Granger wciąż zadawała mnóstwo pytań. Niby mogla czytać Proroka, jednak odnosiła wrażenie, że nijak nie odnosi się on do prawdziwych wydarzeń i okazało się, że w większości przypadków miała rację. Śmierciożercy działali w ukryciu, małą grupą, starając się nie zwracać niczyjej uwagi, jednak Zakon Feniksa wznowił swoją działalność, zrekrutował kilku nowych członków i powoli formował opozycję dla popleczników Voldemorta.
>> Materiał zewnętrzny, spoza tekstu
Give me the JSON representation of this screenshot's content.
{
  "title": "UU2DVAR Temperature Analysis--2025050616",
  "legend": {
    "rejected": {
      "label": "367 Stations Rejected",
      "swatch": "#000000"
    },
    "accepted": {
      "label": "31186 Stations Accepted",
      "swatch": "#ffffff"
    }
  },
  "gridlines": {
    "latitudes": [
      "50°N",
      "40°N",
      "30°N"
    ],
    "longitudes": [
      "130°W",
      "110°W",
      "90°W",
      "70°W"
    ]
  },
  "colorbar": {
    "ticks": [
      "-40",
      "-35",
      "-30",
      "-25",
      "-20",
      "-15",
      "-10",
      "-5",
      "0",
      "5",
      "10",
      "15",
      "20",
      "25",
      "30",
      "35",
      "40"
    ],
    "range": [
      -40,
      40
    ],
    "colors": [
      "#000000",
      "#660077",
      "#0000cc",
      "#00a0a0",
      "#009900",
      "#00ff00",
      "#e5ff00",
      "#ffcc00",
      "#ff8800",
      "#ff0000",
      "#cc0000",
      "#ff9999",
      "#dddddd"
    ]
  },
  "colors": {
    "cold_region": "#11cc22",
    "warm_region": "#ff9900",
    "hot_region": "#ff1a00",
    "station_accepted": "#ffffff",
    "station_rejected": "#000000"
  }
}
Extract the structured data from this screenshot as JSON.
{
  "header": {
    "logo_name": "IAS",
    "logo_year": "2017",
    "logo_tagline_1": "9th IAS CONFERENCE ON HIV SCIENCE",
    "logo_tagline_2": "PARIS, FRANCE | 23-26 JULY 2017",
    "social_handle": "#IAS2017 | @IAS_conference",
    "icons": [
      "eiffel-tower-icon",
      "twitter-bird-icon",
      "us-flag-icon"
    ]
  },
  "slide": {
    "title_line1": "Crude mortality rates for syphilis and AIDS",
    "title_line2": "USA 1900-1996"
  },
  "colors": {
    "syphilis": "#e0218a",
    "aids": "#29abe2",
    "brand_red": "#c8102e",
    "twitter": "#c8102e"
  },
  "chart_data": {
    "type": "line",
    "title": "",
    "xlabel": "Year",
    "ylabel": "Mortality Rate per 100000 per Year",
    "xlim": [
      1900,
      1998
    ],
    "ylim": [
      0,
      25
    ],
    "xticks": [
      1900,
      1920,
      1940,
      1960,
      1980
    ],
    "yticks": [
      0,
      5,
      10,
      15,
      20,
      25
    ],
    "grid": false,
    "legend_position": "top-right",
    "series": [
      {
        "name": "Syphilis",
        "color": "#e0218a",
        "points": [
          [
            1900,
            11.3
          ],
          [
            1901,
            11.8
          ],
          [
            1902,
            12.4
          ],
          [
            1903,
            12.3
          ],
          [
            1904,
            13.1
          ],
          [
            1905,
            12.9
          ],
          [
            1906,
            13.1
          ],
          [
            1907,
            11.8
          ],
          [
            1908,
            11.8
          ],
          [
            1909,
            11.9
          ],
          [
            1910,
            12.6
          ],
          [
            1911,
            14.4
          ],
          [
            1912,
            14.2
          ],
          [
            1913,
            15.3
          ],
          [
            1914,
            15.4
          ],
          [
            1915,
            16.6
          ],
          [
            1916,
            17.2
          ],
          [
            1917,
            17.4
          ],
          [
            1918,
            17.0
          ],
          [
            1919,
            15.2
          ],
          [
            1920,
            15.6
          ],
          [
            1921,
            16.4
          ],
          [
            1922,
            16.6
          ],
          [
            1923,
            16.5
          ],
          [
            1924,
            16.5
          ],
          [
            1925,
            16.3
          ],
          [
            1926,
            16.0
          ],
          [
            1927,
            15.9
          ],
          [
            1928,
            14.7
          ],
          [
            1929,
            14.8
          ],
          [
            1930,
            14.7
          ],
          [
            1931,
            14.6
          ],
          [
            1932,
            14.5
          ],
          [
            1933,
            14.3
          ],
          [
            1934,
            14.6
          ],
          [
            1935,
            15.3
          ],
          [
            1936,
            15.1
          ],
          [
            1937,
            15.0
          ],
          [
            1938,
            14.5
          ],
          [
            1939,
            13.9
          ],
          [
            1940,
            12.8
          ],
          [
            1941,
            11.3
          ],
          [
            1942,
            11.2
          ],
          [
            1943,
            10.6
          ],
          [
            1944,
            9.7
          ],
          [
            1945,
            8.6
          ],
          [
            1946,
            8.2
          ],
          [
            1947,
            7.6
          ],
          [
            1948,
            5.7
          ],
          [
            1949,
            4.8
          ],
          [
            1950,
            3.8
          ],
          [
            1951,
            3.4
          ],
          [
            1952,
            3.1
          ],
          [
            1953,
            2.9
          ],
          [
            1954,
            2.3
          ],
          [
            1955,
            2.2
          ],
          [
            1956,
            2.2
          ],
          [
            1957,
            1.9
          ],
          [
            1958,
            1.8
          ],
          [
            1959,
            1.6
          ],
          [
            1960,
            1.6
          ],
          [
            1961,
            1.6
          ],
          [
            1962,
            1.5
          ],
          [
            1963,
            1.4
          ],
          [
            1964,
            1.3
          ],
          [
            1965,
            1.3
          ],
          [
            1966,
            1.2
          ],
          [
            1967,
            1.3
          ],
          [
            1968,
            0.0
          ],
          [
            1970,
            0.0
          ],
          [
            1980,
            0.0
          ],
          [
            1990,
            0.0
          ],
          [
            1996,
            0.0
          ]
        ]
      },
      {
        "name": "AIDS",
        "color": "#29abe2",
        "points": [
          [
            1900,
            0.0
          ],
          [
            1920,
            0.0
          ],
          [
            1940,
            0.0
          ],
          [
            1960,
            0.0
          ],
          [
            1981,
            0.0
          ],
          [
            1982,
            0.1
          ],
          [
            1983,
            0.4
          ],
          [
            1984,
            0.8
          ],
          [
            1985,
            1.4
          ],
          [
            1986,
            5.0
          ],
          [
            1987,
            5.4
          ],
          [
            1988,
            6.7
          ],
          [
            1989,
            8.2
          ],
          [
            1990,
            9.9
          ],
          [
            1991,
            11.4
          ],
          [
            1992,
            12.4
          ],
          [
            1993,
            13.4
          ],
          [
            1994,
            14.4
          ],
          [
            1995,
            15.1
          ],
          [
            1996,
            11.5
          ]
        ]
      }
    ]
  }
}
Mimo tego, że na razie walka odgrywała się z ukrycia i nie zapowiadało się na to, żeby w najbliższym czasie stała się bardziej otwarta i zacięta, to nastroje stawały się coraz bardziej napięte, a Ministerstwo miało być stronnicze, ponieważ coraz więcej stanowisk zajmowali Śmierciożercy i osoby, które potencjalnie mogły nimi być. Oczywiście wszystko działo się z dala od opinii publicznej, a Prorok podawał te same bzdury, co zawsze – z tą różnicą, że Rita Skeeter i jej talent do wyławiania najbardziej pikantnych szczegółów z życia osobistego sławniejszych person stał się nagle zaskakująco przydatny.
– Och, no i oczywiście, gdyby nie było już wystarczająco okropnie – mama każe nam całe dnie sprzątać, bo Stworek nie chce tego robić; mówi, że jesteśmy zdrajcami krwi, a Syriusza wymija szerokim łukiem – co jakiś czas przychodzi Snape, zostaje na kilka minut, zawsze wtedy, kiedy jest u nas Dumbledore, rozmawia z nim, po czym wychodzi równie niespodziewanie, co się pojawia. Rozumiesz? Snape w trakcie wakacji. Jakby w ciągu roku nie było go dość.
Hermiona pokiwała tylko głową.
Coś, czego się nie spodziewała: była w stanie usłyszeć cień szacunku w wypowiedzi Ginny.